Joseph Facal répond par une chronique dans le Journal de Montréal, où il offre des sources qui confirmeraient l’inefficacité des politiques EDI.
Le chef du Parti québécois la partage sur X en dénonçant la « chronique aux procédés intellectuels douteux » de Rima Elkouri et la « pauvreté intellectuelle des charlatans de l’EDI ».
Mais qu’en est-il de ces fameuses preuves scientifiques?
Un professeur qui ne dit pas tout à fait ce que Facal lui fait dire
À en croire Joseph Facal, le professeur en stratégie et conseiller en management Olivier Sibony, qui vient de publier le livre La diversité n’est pas ce que vous croyez, a planté le clou final dans la notion de diversité au travail.
Mais bien que ce professeur à HEC Paris affirme – contrairement à Rima Elkouri – que la diversité n’améliore pas la productivité d’une entreprise, il rappelle aussi qu’elle demeure une responsabilité éthique.

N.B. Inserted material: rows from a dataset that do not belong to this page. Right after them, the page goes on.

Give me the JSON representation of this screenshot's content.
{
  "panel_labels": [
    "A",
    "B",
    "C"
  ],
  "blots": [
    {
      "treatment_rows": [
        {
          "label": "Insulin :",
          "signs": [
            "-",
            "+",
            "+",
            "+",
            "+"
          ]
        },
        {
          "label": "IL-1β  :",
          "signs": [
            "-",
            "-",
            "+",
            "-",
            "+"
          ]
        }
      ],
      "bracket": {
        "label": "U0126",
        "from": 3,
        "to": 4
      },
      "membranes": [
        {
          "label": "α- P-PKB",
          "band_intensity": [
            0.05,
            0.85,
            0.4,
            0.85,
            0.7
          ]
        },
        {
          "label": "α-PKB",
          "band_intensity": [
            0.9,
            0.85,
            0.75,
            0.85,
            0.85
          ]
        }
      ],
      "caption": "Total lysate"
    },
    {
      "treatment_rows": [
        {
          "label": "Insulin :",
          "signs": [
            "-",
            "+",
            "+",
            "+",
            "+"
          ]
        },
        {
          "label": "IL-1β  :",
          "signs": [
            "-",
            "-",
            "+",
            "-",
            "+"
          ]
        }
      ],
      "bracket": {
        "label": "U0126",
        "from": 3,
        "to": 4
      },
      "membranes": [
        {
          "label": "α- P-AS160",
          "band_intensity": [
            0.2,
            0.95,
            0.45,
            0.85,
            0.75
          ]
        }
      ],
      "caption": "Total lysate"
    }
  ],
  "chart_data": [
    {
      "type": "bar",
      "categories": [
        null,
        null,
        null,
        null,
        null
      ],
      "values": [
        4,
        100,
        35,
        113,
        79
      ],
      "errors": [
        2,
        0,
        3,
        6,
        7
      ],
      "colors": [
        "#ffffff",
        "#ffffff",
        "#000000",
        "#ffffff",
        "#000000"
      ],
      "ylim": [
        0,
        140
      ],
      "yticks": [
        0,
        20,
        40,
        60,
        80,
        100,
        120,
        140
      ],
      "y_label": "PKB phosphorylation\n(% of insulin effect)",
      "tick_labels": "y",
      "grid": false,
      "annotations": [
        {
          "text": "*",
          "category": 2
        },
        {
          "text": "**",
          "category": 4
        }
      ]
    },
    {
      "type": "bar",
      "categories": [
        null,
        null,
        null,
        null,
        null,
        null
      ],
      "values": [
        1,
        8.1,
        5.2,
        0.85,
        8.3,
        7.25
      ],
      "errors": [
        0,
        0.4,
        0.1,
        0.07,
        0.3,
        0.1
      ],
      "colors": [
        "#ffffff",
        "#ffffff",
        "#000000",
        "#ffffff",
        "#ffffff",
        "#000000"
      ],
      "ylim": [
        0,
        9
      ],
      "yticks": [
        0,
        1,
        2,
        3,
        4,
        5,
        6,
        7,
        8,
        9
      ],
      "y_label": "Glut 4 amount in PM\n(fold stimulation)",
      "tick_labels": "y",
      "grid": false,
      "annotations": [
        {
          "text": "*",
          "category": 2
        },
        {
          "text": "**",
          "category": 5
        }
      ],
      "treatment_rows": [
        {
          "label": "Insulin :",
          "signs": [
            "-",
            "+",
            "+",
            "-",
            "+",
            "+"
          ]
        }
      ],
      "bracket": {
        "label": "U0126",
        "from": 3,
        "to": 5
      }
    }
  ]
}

Dans un entretien accordé au magazine L’Express, l’auteur affirme en effet que « les études ne corroborent pas l’existence d’un lien causal entre diversité et performance, ni à l’échelon macro des entreprises, ni à celui, micro, des équipes ».
Comme l’a rapporté Vanessa Destiné, journaliste et chroniqueuse, dans un commentaire sur Facebook, les citations rapportées par Joseph Facal proviennent de cette entrevue avec L’Express. L’article complet n’est disponible qu’aux abonné·es, mais la bibliothèque offrant un accès à l’article intégral, on peut y lire un peu plus loin que les propos d’Olivier Sibony sont plus nuancés.
L’auteur affirme d’emblée qu’« offrir des opportunités égales à tout le monde, indépendamment de son genre, de son orientation sexuelle ou de sa couleur de peau, est une obligation éthique et légale », et ce, peu importe si cela améliore la productivité ou non.
Il explique que les entreprises se basent sur des stéréotypes de leaders pour sélectionner des gens aux postes de direction d’une entreprise. Ces stéréotypes, souvent masculins, font en sorte que « plutôt qu’une vraie méritocratie qui consiste à sélectionner les meilleurs en fonction de leurs compétences, les dirigeants entretiennent ainsi une “miroirocratie”, qui consiste à rechercher des personnes qui leur ressemblent ».
La suite de l’entretien contient plusieurs solutions aux problèmes des inégalités entre les hommes et les femmes dans le monde du travail. L’auteur est d’avis qu’il est difficile de changer les mentalités et qu’il faut donc « changer les méthodes », c’est-à-dire trouver de nouvelles façons de faire qui vont pallier ces inégalités.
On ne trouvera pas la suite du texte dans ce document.